MEDICAID ESTATE RECOVERY PROGRAM
Louisiana citizens are being blindsided by the recent aggressiveness of the State of Louisiana in seizing property and assets from heirs upon their family members’ deaths who were over 55 and received long-term care paid for by Medicaid. Medicaid’s Estate Recovery Program affects the estates of inpatients of nursing facilities, intermediate care facilities for the intellectually disabled, medical institutions, and can include nursing home care, community assisted living and homebased services.
Ric Cochran works for SAFE Planning, where he assists families with planning for long-term care and Medicaid. “Medicaid Estate Recovery is the process of states attempting to recapture money spent on Medicaid patients as authorized under the Omnibus Budget Reconciliation Act of 1993,” he explained.
Attempts by the state to recoup costs can target all real and personal property and other assets considered to be part of an individual’s estate under state law. “The state hasn’t been consistent in recovery in the 18 years we’ve been dealing with Medicaid,” Cochran said. “For most of the time, there was so little activity, most believed Medicaid simply didn’t bother. We’ve seen them get much more active in the last year. Claims have been against estates of all sizes, even to the point of sending letters where there was no estate to recover against.”
Cochran recounted the story of one man, Dan, whose mother passed away after spending years in a nursing home with Alzheimer’s. “Dan had looked after her for years, and the siblings agreed it was only fair that he inherit their mom’s homestead,” Cochran said. “The children were flabbergasted when they got a notice of Estate Recovery seeking to collect against her estate.”
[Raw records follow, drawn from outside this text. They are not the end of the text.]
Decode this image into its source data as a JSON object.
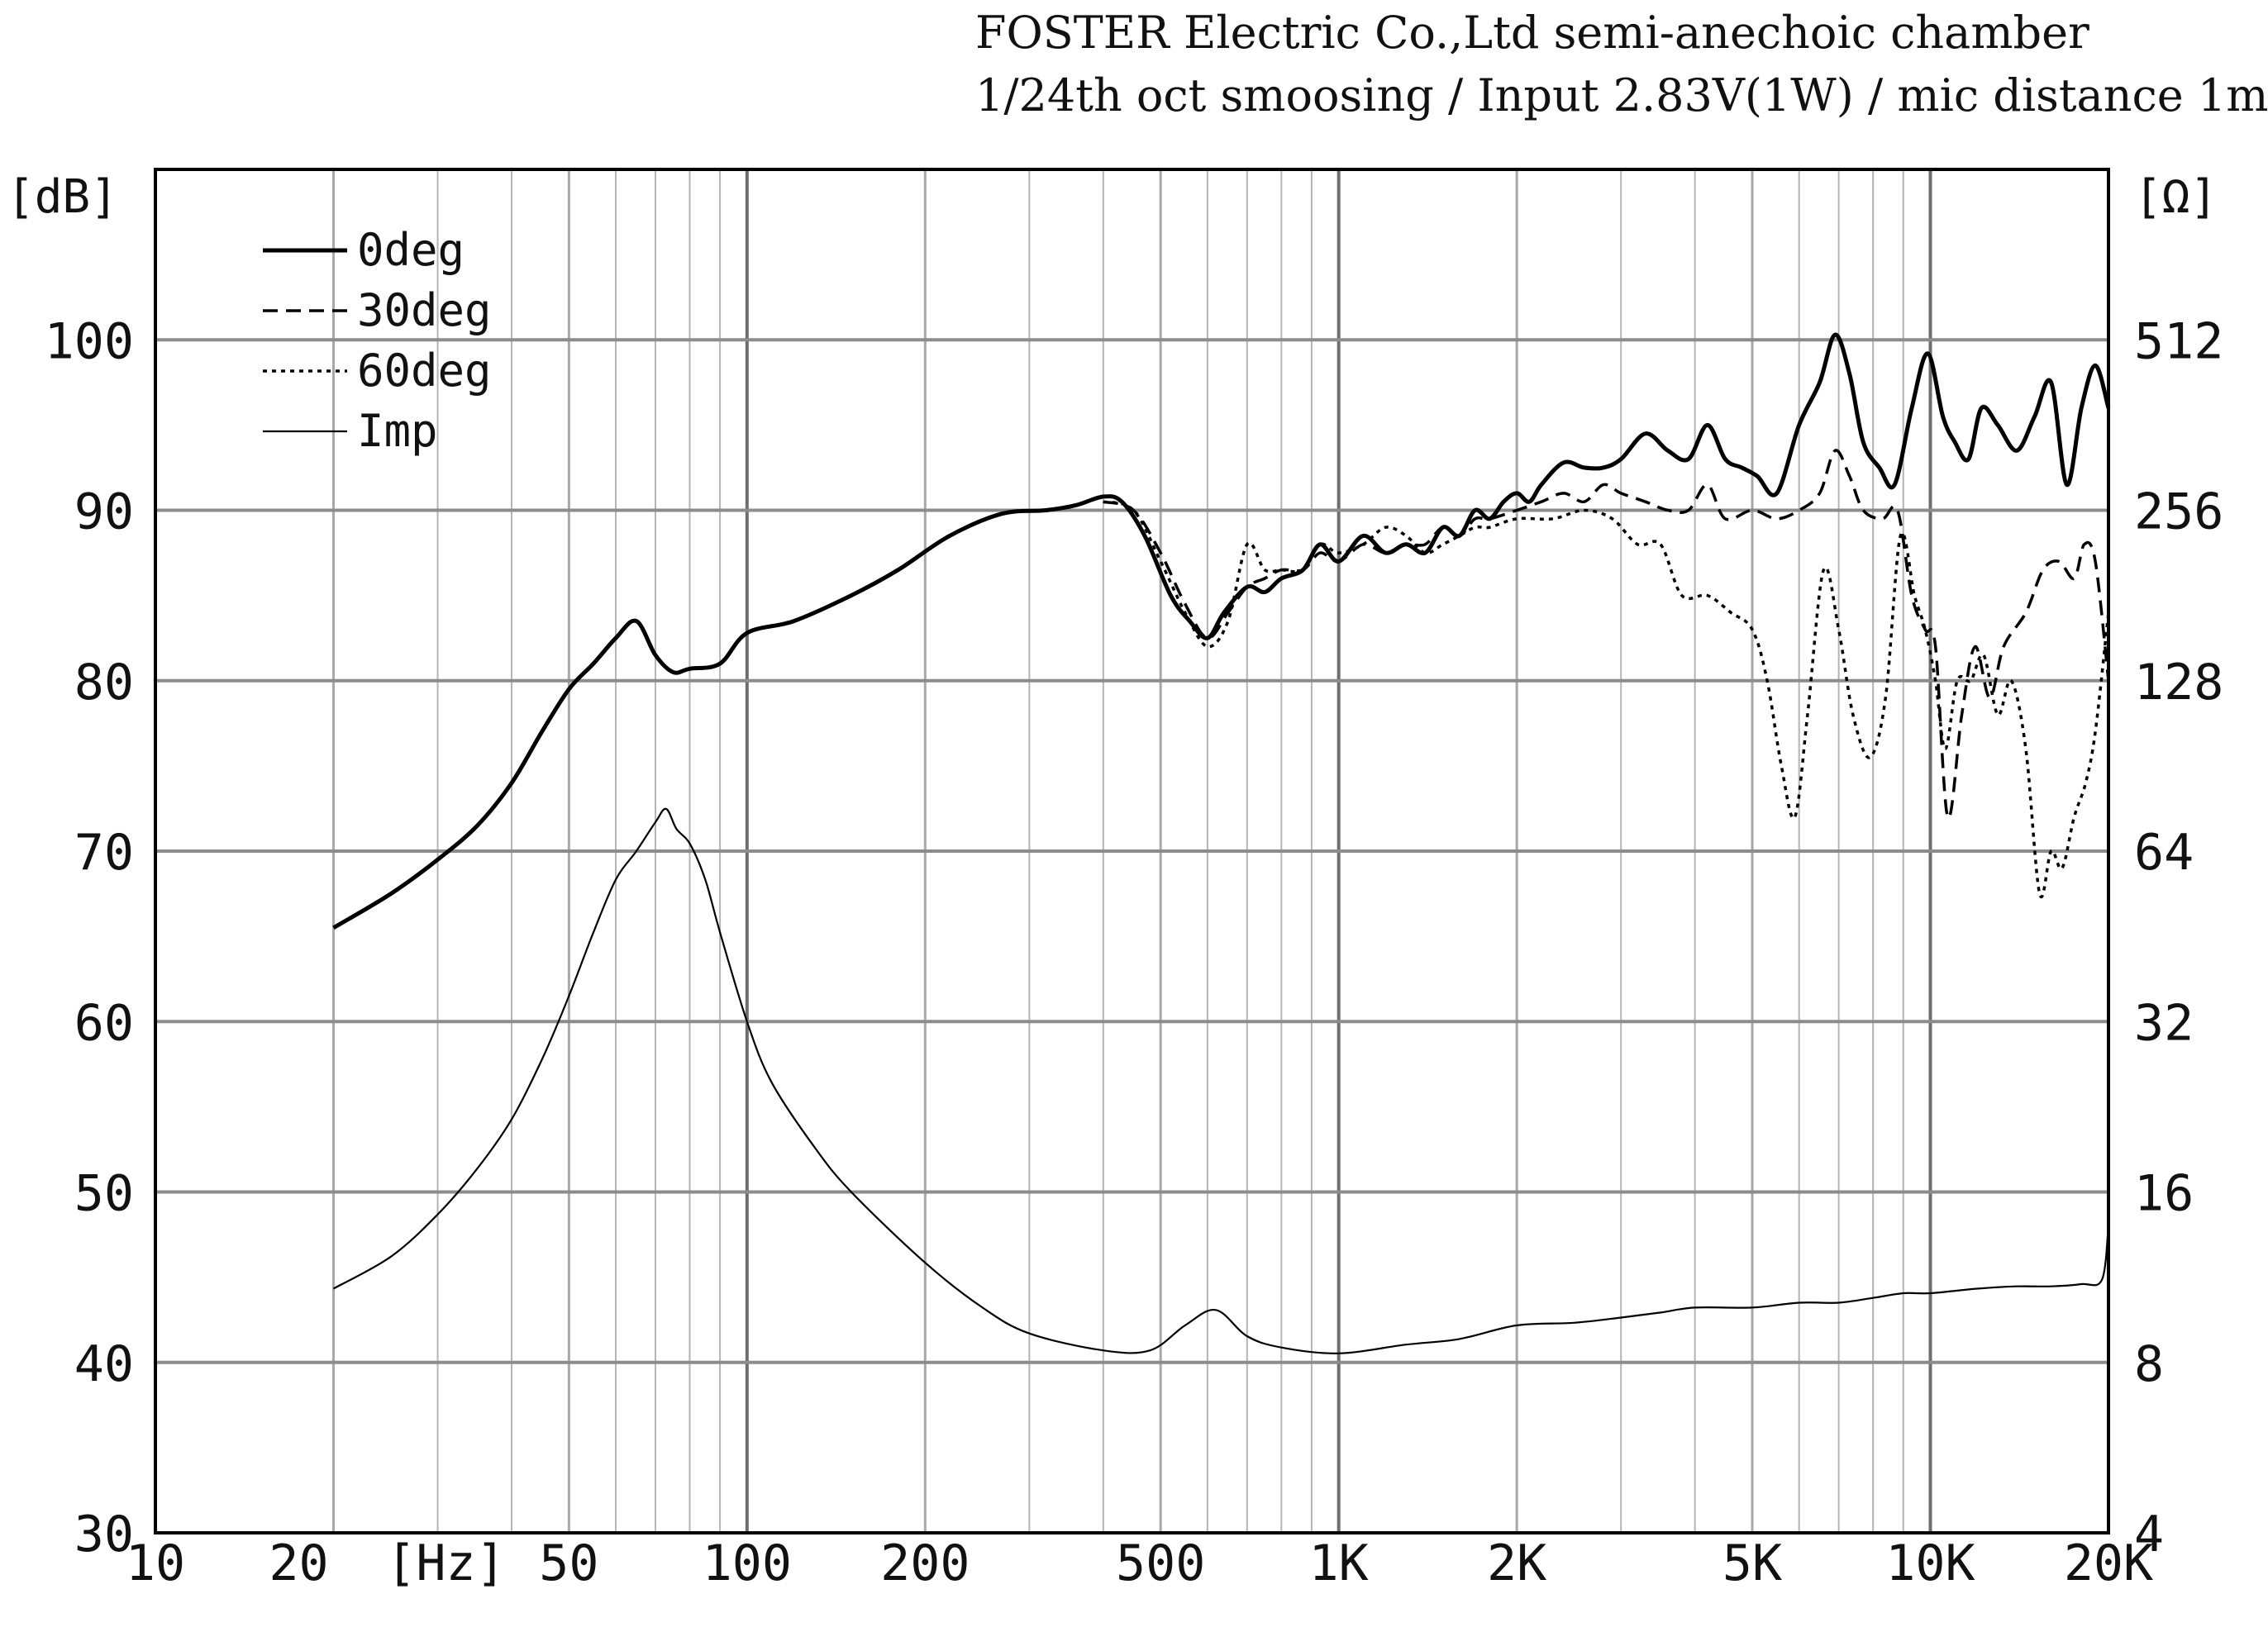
{
  "header": {
    "line1": "FOSTER Electric Co.,Ltd  semi-anechoic chamber",
    "line2": "1/24th oct smoosing / Input 2.83V(1W) / mic distance 1m"
  },
  "chart_data": {
    "type": "line",
    "x_scale": "log",
    "x_ticks": [
      {
        "v": 10,
        "label": "10"
      },
      {
        "v": 20,
        "label": "20"
      },
      {
        "v": 30,
        "label": "[Hz]"
      },
      {
        "v": 50,
        "label": "50"
      },
      {
        "v": 100,
        "label": "100"
      },
      {
        "v": 200,
        "label": "200"
      },
      {
        "v": 500,
        "label": "500"
      },
      {
        "v": 1000,
        "label": "1K"
      },
      {
        "v": 2000,
        "label": "2K"
      },
      {
        "v": 5000,
        "label": "5K"
      },
      {
        "v": 10000,
        "label": "10K"
      },
      {
        "v": 20000,
        "label": "20K"
      }
    ],
    "xlim": [
      10,
      20000
    ],
    "ylim": [
      30,
      110
    ],
    "y_left_unit": "[dB]",
    "y_left_ticks": [
      30,
      40,
      50,
      60,
      70,
      80,
      90,
      100
    ],
    "y_right_unit": "[Ω]",
    "y_right_ticks": [
      {
        "db": 30,
        "label": "4"
      },
      {
        "db": 40,
        "label": "8"
      },
      {
        "db": 50,
        "label": "16"
      },
      {
        "db": 60,
        "label": "32"
      },
      {
        "db": 70,
        "label": "64"
      },
      {
        "db": 80,
        "label": "128"
      },
      {
        "db": 90,
        "label": "256"
      },
      {
        "db": 100,
        "label": "512"
      }
    ],
    "grid": true,
    "legend_position": "top-left",
    "series": [
      {
        "name": "0deg",
        "style": "solid-thick",
        "points": [
          [
            20,
            65.5
          ],
          [
            25,
            67.5
          ],
          [
            30,
            69.5
          ],
          [
            35,
            71.5
          ],
          [
            40,
            74
          ],
          [
            45,
            77
          ],
          [
            50,
            79.5
          ],
          [
            55,
            81
          ],
          [
            60,
            82.5
          ],
          [
            65,
            83.5
          ],
          [
            70,
            81.5
          ],
          [
            75,
            80.5
          ],
          [
            80,
            80.7
          ],
          [
            90,
            81
          ],
          [
            100,
            82.8
          ],
          [
            120,
            83.5
          ],
          [
            150,
            85
          ],
          [
            180,
            86.5
          ],
          [
            220,
            88.5
          ],
          [
            270,
            89.8
          ],
          [
            320,
            90
          ],
          [
            360,
            90.3
          ],
          [
            400,
            90.8
          ],
          [
            430,
            90.5
          ],
          [
            470,
            88.5
          ],
          [
            520,
            85
          ],
          [
            560,
            83.5
          ],
          [
            600,
            82.5
          ],
          [
            640,
            84
          ],
          [
            700,
            85.5
          ],
          [
            750,
            85.2
          ],
          [
            800,
            86
          ],
          [
            870,
            86.5
          ],
          [
            930,
            88
          ],
          [
            1000,
            87
          ],
          [
            1100,
            88.5
          ],
          [
            1200,
            87.5
          ],
          [
            1300,
            88
          ],
          [
            1400,
            87.5
          ],
          [
            1500,
            89
          ],
          [
            1600,
            88.5
          ],
          [
            1700,
            90
          ],
          [
            1800,
            89.5
          ],
          [
            1900,
            90.5
          ],
          [
            2000,
            91
          ],
          [
            2100,
            90.5
          ],
          [
            2200,
            91.5
          ],
          [
            2400,
            92.8
          ],
          [
            2600,
            92.5
          ],
          [
            2800,
            92.5
          ],
          [
            3000,
            93
          ],
          [
            3300,
            94.5
          ],
          [
            3600,
            93.5
          ],
          [
            3900,
            93
          ],
          [
            4200,
            95
          ],
          [
            4500,
            93
          ],
          [
            4800,
            92.5
          ],
          [
            5100,
            92
          ],
          [
            5500,
            91
          ],
          [
            6000,
            95
          ],
          [
            6500,
            97.5
          ],
          [
            6900,
            100.3
          ],
          [
            7300,
            98
          ],
          [
            7700,
            94
          ],
          [
            8200,
            92.5
          ],
          [
            8700,
            91.5
          ],
          [
            9300,
            96
          ],
          [
            9900,
            99.2
          ],
          [
            10500,
            95.5
          ],
          [
            11000,
            94
          ],
          [
            11600,
            93
          ],
          [
            12200,
            96
          ],
          [
            13000,
            95
          ],
          [
            14000,
            93.5
          ],
          [
            15000,
            95.5
          ],
          [
            16000,
            97.5
          ],
          [
            17000,
            91.5
          ],
          [
            18000,
            96
          ],
          [
            19000,
            98.5
          ],
          [
            20000,
            96
          ]
        ]
      },
      {
        "name": "30deg",
        "style": "dashed",
        "points": [
          [
            400,
            90.5
          ],
          [
            450,
            90
          ],
          [
            500,
            87.5
          ],
          [
            550,
            84.5
          ],
          [
            600,
            82.5
          ],
          [
            650,
            84
          ],
          [
            700,
            85.5
          ],
          [
            750,
            86
          ],
          [
            800,
            86.5
          ],
          [
            870,
            86.5
          ],
          [
            930,
            87.5
          ],
          [
            1000,
            87
          ],
          [
            1100,
            88
          ],
          [
            1200,
            87.5
          ],
          [
            1300,
            88
          ],
          [
            1400,
            88
          ],
          [
            1500,
            89
          ],
          [
            1600,
            88.5
          ],
          [
            1700,
            89.5
          ],
          [
            1800,
            89.5
          ],
          [
            2000,
            90
          ],
          [
            2200,
            90.5
          ],
          [
            2400,
            91
          ],
          [
            2600,
            90.5
          ],
          [
            2800,
            91.5
          ],
          [
            3000,
            91
          ],
          [
            3300,
            90.5
          ],
          [
            3600,
            90
          ],
          [
            3900,
            90
          ],
          [
            4200,
            91.5
          ],
          [
            4500,
            89.5
          ],
          [
            5000,
            90
          ],
          [
            5500,
            89.5
          ],
          [
            6000,
            90
          ],
          [
            6500,
            91
          ],
          [
            6900,
            93.5
          ],
          [
            7300,
            92
          ],
          [
            7700,
            90
          ],
          [
            8300,
            89.5
          ],
          [
            8800,
            90
          ],
          [
            9300,
            85
          ],
          [
            9800,
            83
          ],
          [
            10200,
            82
          ],
          [
            10700,
            72
          ],
          [
            11300,
            78
          ],
          [
            11900,
            82
          ],
          [
            12600,
            79
          ],
          [
            13300,
            82
          ],
          [
            14500,
            84
          ],
          [
            15500,
            86.5
          ],
          [
            16500,
            87
          ],
          [
            17500,
            86
          ],
          [
            18200,
            88
          ],
          [
            19000,
            87
          ],
          [
            20000,
            80
          ]
        ]
      },
      {
        "name": "60deg",
        "style": "dotted",
        "points": [
          [
            400,
            90.5
          ],
          [
            450,
            90
          ],
          [
            500,
            87
          ],
          [
            550,
            84
          ],
          [
            600,
            82
          ],
          [
            650,
            83.5
          ],
          [
            700,
            88
          ],
          [
            750,
            86.5
          ],
          [
            800,
            86.5
          ],
          [
            870,
            86.5
          ],
          [
            930,
            88
          ],
          [
            1000,
            87.5
          ],
          [
            1100,
            88
          ],
          [
            1200,
            89
          ],
          [
            1300,
            88.5
          ],
          [
            1400,
            87.5
          ],
          [
            1500,
            88
          ],
          [
            1600,
            88.5
          ],
          [
            1700,
            89
          ],
          [
            1800,
            89
          ],
          [
            2000,
            89.5
          ],
          [
            2300,
            89.5
          ],
          [
            2600,
            90
          ],
          [
            2900,
            89.5
          ],
          [
            3200,
            88
          ],
          [
            3500,
            88
          ],
          [
            3800,
            85
          ],
          [
            4200,
            85
          ],
          [
            4600,
            84
          ],
          [
            5000,
            83
          ],
          [
            5300,
            80
          ],
          [
            5600,
            75
          ],
          [
            5900,
            72
          ],
          [
            6200,
            78
          ],
          [
            6600,
            86.5
          ],
          [
            7000,
            83
          ],
          [
            7400,
            78
          ],
          [
            7900,
            75.5
          ],
          [
            8400,
            79
          ],
          [
            8900,
            88.5
          ],
          [
            9400,
            85
          ],
          [
            9800,
            83
          ],
          [
            10200,
            80
          ],
          [
            10600,
            76
          ],
          [
            11100,
            80
          ],
          [
            11700,
            80
          ],
          [
            12300,
            81.5
          ],
          [
            13000,
            78
          ],
          [
            13700,
            80
          ],
          [
            14500,
            76
          ],
          [
            15300,
            67.5
          ],
          [
            16000,
            70
          ],
          [
            16700,
            69
          ],
          [
            17500,
            72
          ],
          [
            18300,
            74
          ],
          [
            19000,
            77
          ],
          [
            20000,
            84
          ]
        ]
      },
      {
        "name": "Imp",
        "style": "thin",
        "unit": "ohm",
        "points": [
          [
            20,
            10.8
          ],
          [
            25,
            12.3
          ],
          [
            30,
            14.6
          ],
          [
            35,
            17.6
          ],
          [
            40,
            21.5
          ],
          [
            45,
            27.4
          ],
          [
            50,
            35.5
          ],
          [
            55,
            46
          ],
          [
            60,
            57
          ],
          [
            65,
            64
          ],
          [
            70,
            72
          ],
          [
            73,
            76
          ],
          [
            76,
            70
          ],
          [
            80,
            66
          ],
          [
            85,
            57
          ],
          [
            90,
            46
          ],
          [
            100,
            32
          ],
          [
            110,
            25
          ],
          [
            130,
            19.2
          ],
          [
            150,
            16
          ],
          [
            200,
            12
          ],
          [
            250,
            10
          ],
          [
            300,
            9
          ],
          [
            400,
            8.4
          ],
          [
            480,
            8.4
          ],
          [
            550,
            9.3
          ],
          [
            620,
            9.9
          ],
          [
            700,
            8.9
          ],
          [
            800,
            8.5
          ],
          [
            1000,
            8.3
          ],
          [
            1300,
            8.6
          ],
          [
            1600,
            8.8
          ],
          [
            2000,
            9.3
          ],
          [
            2500,
            9.4
          ],
          [
            3000,
            9.6
          ],
          [
            3500,
            9.8
          ],
          [
            4000,
            10
          ],
          [
            5000,
            10
          ],
          [
            6000,
            10.2
          ],
          [
            7000,
            10.2
          ],
          [
            8000,
            10.4
          ],
          [
            9000,
            10.6
          ],
          [
            10000,
            10.6
          ],
          [
            12000,
            10.8
          ],
          [
            14000,
            10.9
          ],
          [
            16000,
            10.9
          ],
          [
            18000,
            11
          ],
          [
            19500,
            11.2
          ],
          [
            20000,
            14
          ]
        ]
      }
    ]
  }
}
In this case, the children didn’t think it was fair because they had spent all of their mother’s money at the nursing home before Dan ever filled out papers for Medicaid to pay. “Dan’s mom only got to keep $38 a month for personal needs out of her income,” Cochran said. “The rest of her income went toward the nursing home cost. Medicaid picked up the balance each month. Dan often went into his savings to provide for his mom’s additional out-of-pocket needs, including better-fitting diapers. He spent his own money maintaining her home, paying property taxes, homeowners’ insurance, utilities and keeping the grass mowed. After all, he was in her will to inherit it. He didn’t know the state had priority.”
“Once Medicaid Recovery sends a recovery letter, time is on the state’s side, and it’s up to the heirs to be persistent and expedient, rather than the state,” Cochran said. “Policy provides just 30 days from the date of the letter to respond – and respond correctly. If heirs don’t respond within that brief period, or don’t respond correctly, policy leaves them no avenue of appeal.”
Dan didn’t realize that there were additional rights not mentioned in his letter that he could have asserted to have the amount waived or reduced in a way that would have allowed him to keep the house. “Dan didn’t act within 30 days of receiving the notice,” Cochran said. “The full amount sought by the state became final and enforceable with no administrative or judicial appeal.”
It is crucial that anyone facing long-term care of a family member consult an expert before filling out the Medicaid paperwork. “We frequently meet with people who made costly mistakes on the advice of well-meaning friends or financial and legal professionals who don’t handle Medicaid claims full-time,” Cochran said, “and even from Medicaid workers who are often wrong about their own policy. For example, the state provides a way for people to initiate their own recovery letter from the state online in case the state doesn’t send one. I wouldn’t recommend anyone request a letter and lien without first obtaining assistance from someone highly experienced with the process and knowledgeable about what Medicaid doesn’t tell heirs.”
“There’s no cookie cutter solution for everyone,” Cochran said. “Someone called us recently about a claim against her mother’s home for $71,735. Based on the information we submitted, the claim was reduced to $1,720. She told us Medicaid didn’t inform her of any of the ways we used to get the claim reduced.”
Cochran has even gotten many claims reduced to nothing. “I don’t know any financial risk greater than the risk of needing long-term care,” Cochran said. “The key is to get help from someone engaged in all phases of assisting people needing long-term care. Don’t go by just what you hear or read on the Internet. The cost of mistakes is way too high.”
Many people mistakenly believe a family member can’t qualify for benefits because it is too late or they have too many assets or too much income. “One of my clients came in one afternoon and told me about how the cost of his wife’s care at around $5,000 a month was breaking him,” Cochran said. He had already spent over a hundred thousand dollars on her care over the last couple of years. I told him the good news is that we could get her on Medicaid in about 45 days and preserve their entire estate. The bad news was that we couldn’t go back and get him the money he’d already spent by not engaging us earlier. He died about a year ago in his easy chair at home. His wife is still receiving care in a nursing home. The entire estate was protected, and there will be no recovery when she dies because of our work. This is a very common situation around here.”